With that, I left his bedroom, closing his door behind me, not yet knowing that I had just closed the door on a chapter of my life.
When Elvis said what would turn out to be his final words to me, he had for years lived as though a prisoner in solitary confinement. He had become suffocated by the expectations that the iconic public self demanded, which stood in stark contradiction to both his light and dark private selves. His dark, self-destructive private self exerted ever-increasing domination as he approached his appointment with death.
Even so, all the way through his final conversation with me, he had never stopped yearning to find—and live his life from—his authentic, higher self. “David, who am I?” rings in my ears to this day. Not only as his question to me, but for many years as my question to myself.
“It’s not that I’m not liked; it’s that I’m misunderstood.” ~ Elvis Presley
What most people didn’t understand about Elvis is that he had three distinctly different selves. The first was his public self: his carefully created icon status. The second was his extraordinary spiritually authentic seeker, who few knew about or understood. And the third was his equally private self-destructive side that ultimately led to his death.
“There are too many people that depend on me. I’m too obligated. I’m in too far to get out. ” ~ Elvis Presley
On August 16, 1977, my friend Mark and I drove through the Graceland gates. I had some free time before we needed to prepare Elvis for our departure later that evening to Portland, Maine.
Mark asked me, “Is Elvis here now?” So powerful was Elvis’s presence, and so deep was my intuitive connection with him that I could feel when we were in the same building.
I felt unsettled, just as I had been two days before. “No he’s not,” I reluctantly replied, knowing full well that I was saying the opposite of what I had every reason to believe was true.
Something definitely wasn’t right, but I didn’t know what to make of my feeling. I had not yet developed a trust in my intuition when it didn’t match what my head knew. It would be many years before I would accept that even had I trusted my intuition that day, it would not have changed the outcome.
Mark and I went downstairs and began shooting pool. Moments later, Amber, the niece of Ginger Alden, Elvis’s current girlfriend, entered the room.
“David, Elvis is sick. He’s asleep on the bathroom floor and won’t wake up.”

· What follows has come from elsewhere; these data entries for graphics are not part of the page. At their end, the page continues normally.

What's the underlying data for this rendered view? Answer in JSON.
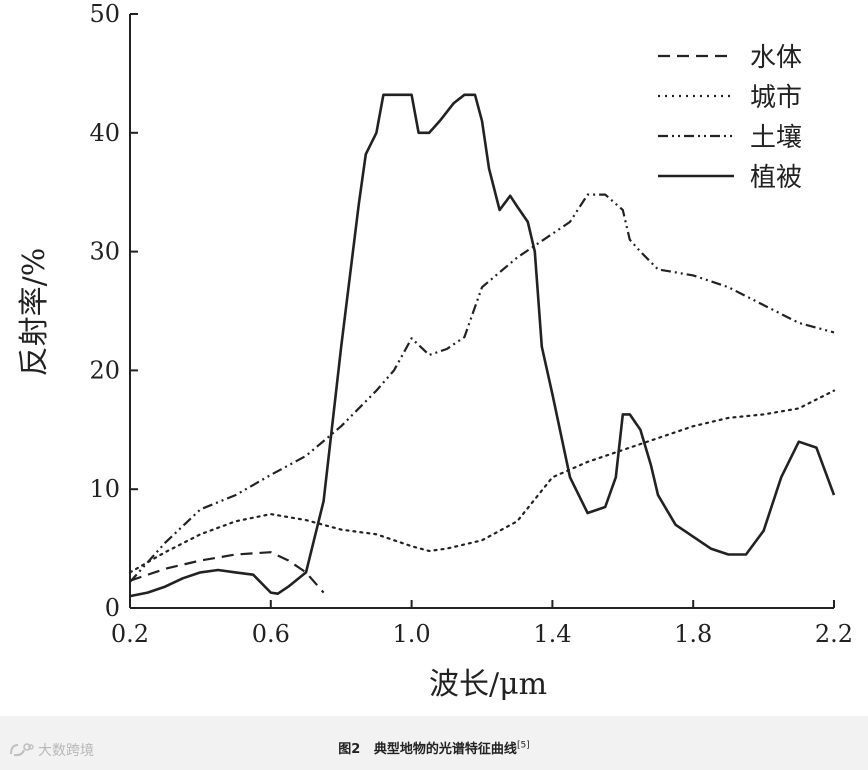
{
  "chart_data": {
    "type": "line",
    "xlabel": "波长/μm",
    "ylabel": "反射率/%",
    "xlim": [
      0.2,
      2.2
    ],
    "ylim": [
      0,
      50
    ],
    "xticks": [
      "0.2",
      "0.6",
      "1.0",
      "1.4",
      "1.8",
      "2.2"
    ],
    "yticks": [
      "0",
      "10",
      "20",
      "30",
      "40",
      "50"
    ],
    "grid": false,
    "legend_position": "top-right",
    "series": [
      {
        "name": "水体",
        "style": "dashed",
        "x": [
          0.2,
          0.3,
          0.4,
          0.5,
          0.6,
          0.65,
          0.7,
          0.75
        ],
        "y": [
          2.3,
          3.3,
          4.0,
          4.5,
          4.7,
          4.0,
          3.0,
          1.3
        ]
      },
      {
        "name": "城市",
        "style": "dotted",
        "x": [
          0.2,
          0.3,
          0.4,
          0.5,
          0.6,
          0.7,
          0.8,
          0.9,
          1.0,
          1.05,
          1.1,
          1.2,
          1.3,
          1.4,
          1.5,
          1.6,
          1.7,
          1.8,
          1.9,
          2.0,
          2.1,
          2.2
        ],
        "y": [
          3.0,
          4.7,
          6.2,
          7.3,
          7.9,
          7.4,
          6.6,
          6.2,
          5.2,
          4.8,
          5.0,
          5.7,
          7.3,
          11.0,
          12.3,
          13.3,
          14.3,
          15.3,
          16.0,
          16.3,
          16.8,
          18.3
        ]
      },
      {
        "name": "土壤",
        "style": "dash-dot-dot",
        "x": [
          0.2,
          0.3,
          0.4,
          0.5,
          0.6,
          0.7,
          0.8,
          0.9,
          0.95,
          1.0,
          1.05,
          1.1,
          1.15,
          1.2,
          1.3,
          1.4,
          1.45,
          1.5,
          1.55,
          1.6,
          1.62,
          1.65,
          1.7,
          1.8,
          1.9,
          2.0,
          2.1,
          2.2
        ],
        "y": [
          2.2,
          5.5,
          8.3,
          9.5,
          11.2,
          12.8,
          15.3,
          18.3,
          20.0,
          22.7,
          21.3,
          21.8,
          22.8,
          27.0,
          29.5,
          31.5,
          32.5,
          34.8,
          34.8,
          33.5,
          31.0,
          30.0,
          28.5,
          28.0,
          27.0,
          25.5,
          24.0,
          23.2
        ]
      },
      {
        "name": "植被",
        "style": "solid",
        "x": [
          0.2,
          0.25,
          0.3,
          0.35,
          0.4,
          0.45,
          0.5,
          0.55,
          0.6,
          0.62,
          0.65,
          0.7,
          0.75,
          0.8,
          0.85,
          0.87,
          0.9,
          0.92,
          1.0,
          1.02,
          1.05,
          1.08,
          1.12,
          1.15,
          1.18,
          1.2,
          1.22,
          1.25,
          1.28,
          1.3,
          1.33,
          1.35,
          1.37,
          1.4,
          1.45,
          1.5,
          1.55,
          1.58,
          1.6,
          1.62,
          1.65,
          1.68,
          1.7,
          1.75,
          1.8,
          1.85,
          1.9,
          1.95,
          2.0,
          2.05,
          2.1,
          2.15,
          2.2
        ],
        "y": [
          1.0,
          1.3,
          1.8,
          2.5,
          3.0,
          3.2,
          3.0,
          2.8,
          1.3,
          1.2,
          1.8,
          3.0,
          9.0,
          22.0,
          34.0,
          38.2,
          40.0,
          43.2,
          43.2,
          40.0,
          40.0,
          41.0,
          42.5,
          43.2,
          43.2,
          41.0,
          37.0,
          33.5,
          34.7,
          33.8,
          32.5,
          30.0,
          22.0,
          18.0,
          11.0,
          8.0,
          8.5,
          11.0,
          16.3,
          16.3,
          15.0,
          12.0,
          9.5,
          7.0,
          6.0,
          5.0,
          4.5,
          4.5,
          6.5,
          11.0,
          14.0,
          13.5,
          9.5
        ]
      }
    ]
  },
  "caption": {
    "label": "图2",
    "text": "典型地物的光谱特征曲线",
    "ref": "[5]"
  },
  "watermark": {
    "text": "大数跨境"
  }
}
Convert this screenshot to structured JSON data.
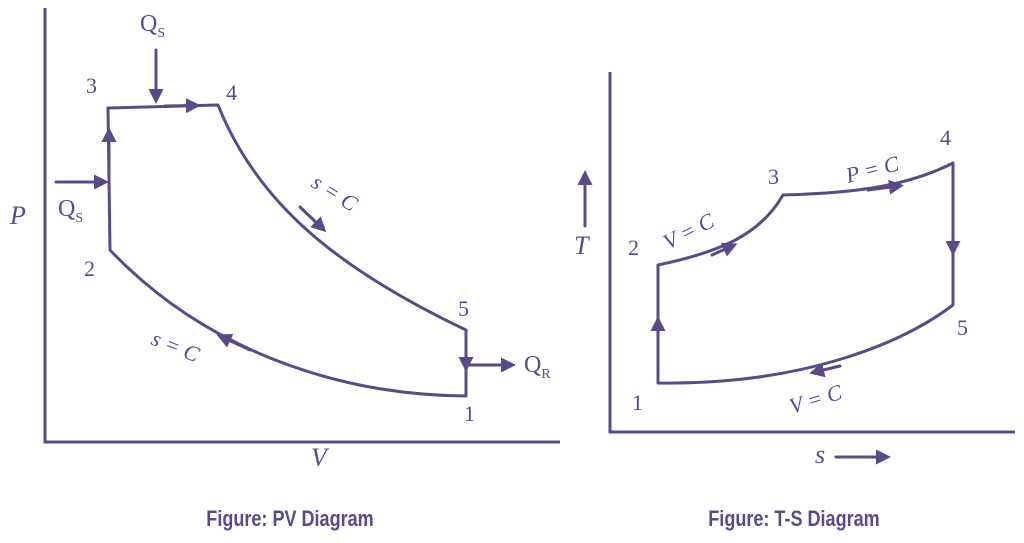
{
  "colors": {
    "ink": "#5a4a8a"
  },
  "pv_diagram": {
    "caption": "Figure: PV Diagram",
    "x_axis_label": "V",
    "y_axis_label": "P",
    "points": [
      "1",
      "2",
      "3",
      "4",
      "5"
    ],
    "heat_supplied_label": "Q",
    "heat_supplied_sub": "S",
    "heat_rejected_label": "Q",
    "heat_rejected_sub": "R",
    "process_compression": "s = C",
    "process_expansion": "s = C"
  },
  "ts_diagram": {
    "caption": "Figure: T-S Diagram",
    "x_axis_label": "s",
    "y_axis_label": "T",
    "points": [
      "1",
      "2",
      "3",
      "4",
      "5"
    ],
    "process_2_3": "V = C",
    "process_3_4": "P = C",
    "process_5_1": "V = C"
  }
}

Having seen him in this state many times over the prior several years, I assumed he had once again taken too much medication and that he would ultimately sleep it off. I also knew that this news would probably mean that we would need to make arrangements to cancel his upcoming concert tour. Knowing from Amber that others were already tending to Elvis, my first task was to get Mark off the premises immediately.
I whisked him home. As I raced back to the Graceland gates not five minutes after having left, an ambulance was entering from the opposite direction. My heart dropped; although I also knew that standard operating procedure was that if a concert needed to be cancelled, Elvis needed to go to the hospital to verify that the cancellation was legitimate.

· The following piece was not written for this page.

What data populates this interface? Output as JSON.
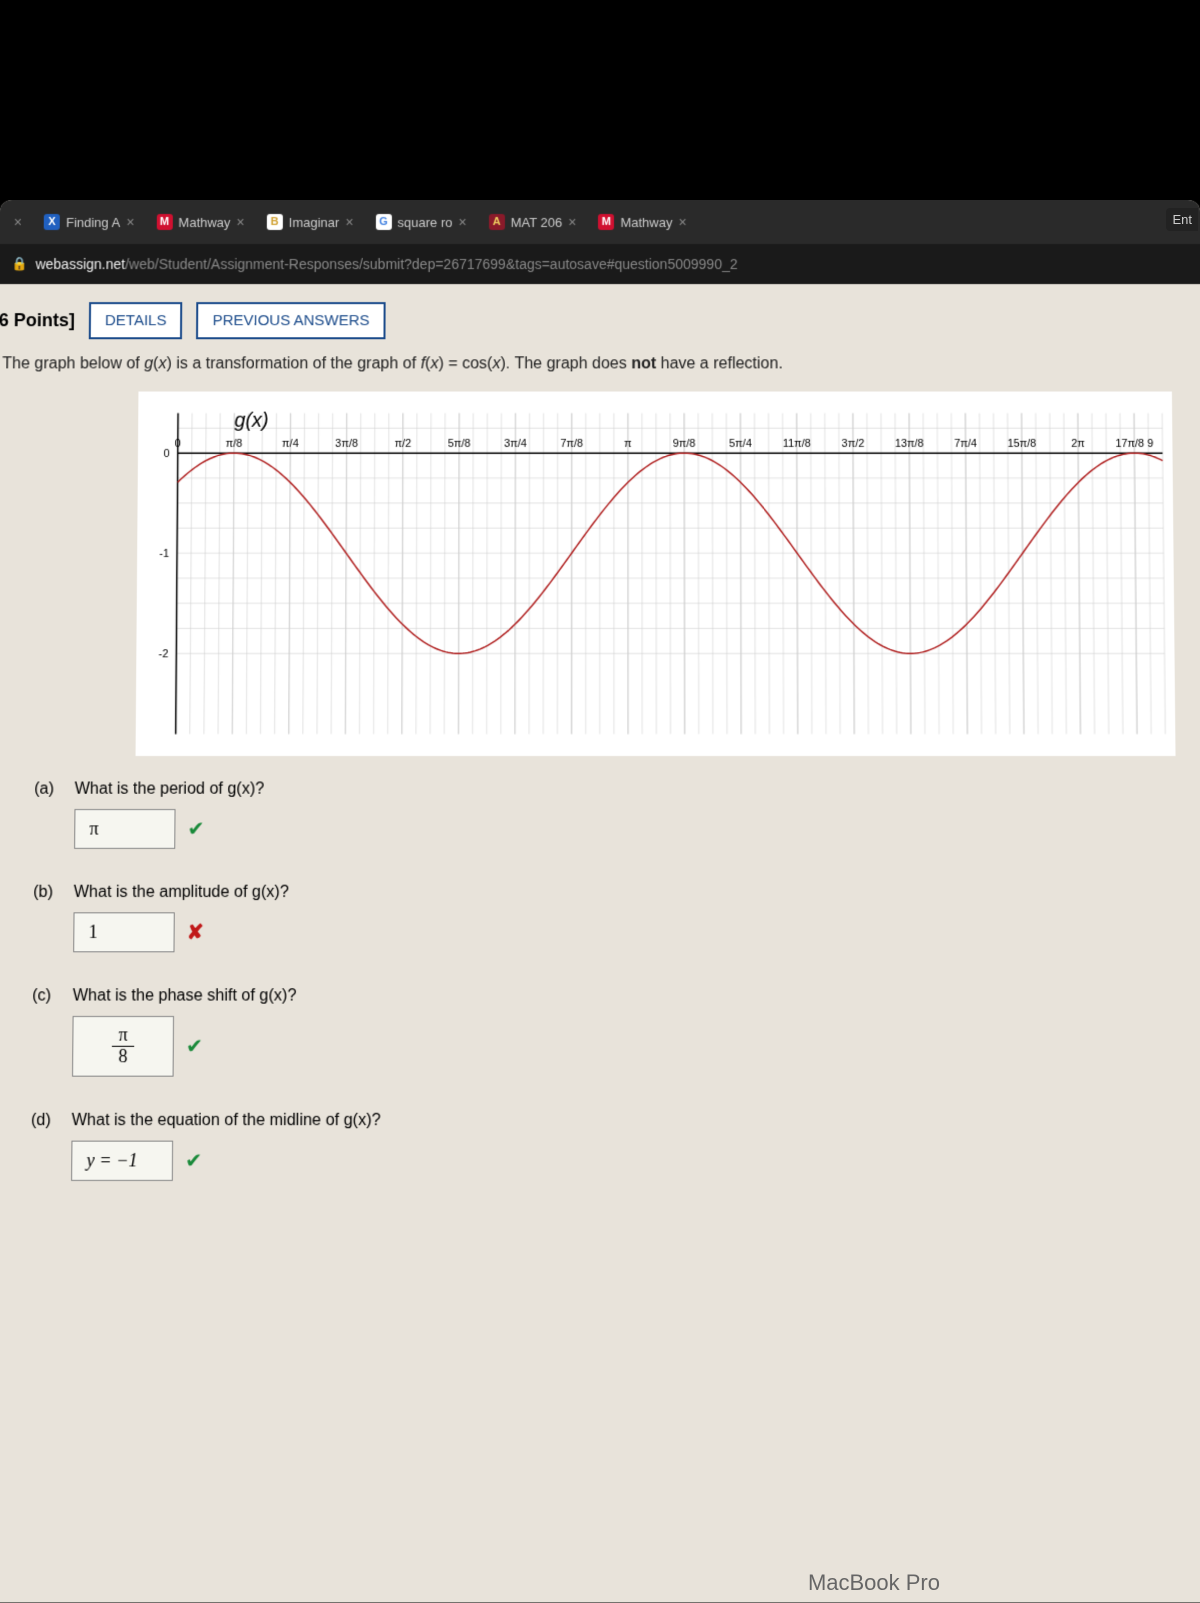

Following the ambulance as it proceeded to the front of the house, I saw Elvis’s cousin, Patsy Gamble, running out the front door screaming hysterically. That was the first moment I realized this situation could be quite different from all the others I’d been through with Elvis over the years. I thought to myself, “This could be serious.”
I took the driveway to the back. Jumping out of the car, I raced through the house, up the steps, and into Elvis’s bathroom.
There I saw the sight that has since haunted me. Elvis was lying unconscious in a fetal position. Charlie Hodge and Joe Esposito along with Al Strada hovered over him. Moments after I arrived, they rolled Elvis over onto his back. His face and chest were blue and bloated. His black tongue was vice-gripped by his clenched teeth.
I moved toward his body at the exact moment the ambulance attendants burst into the bathroom. They immediately began frantic efforts to try to revive him. But, “too late” had arrived long before any of us had.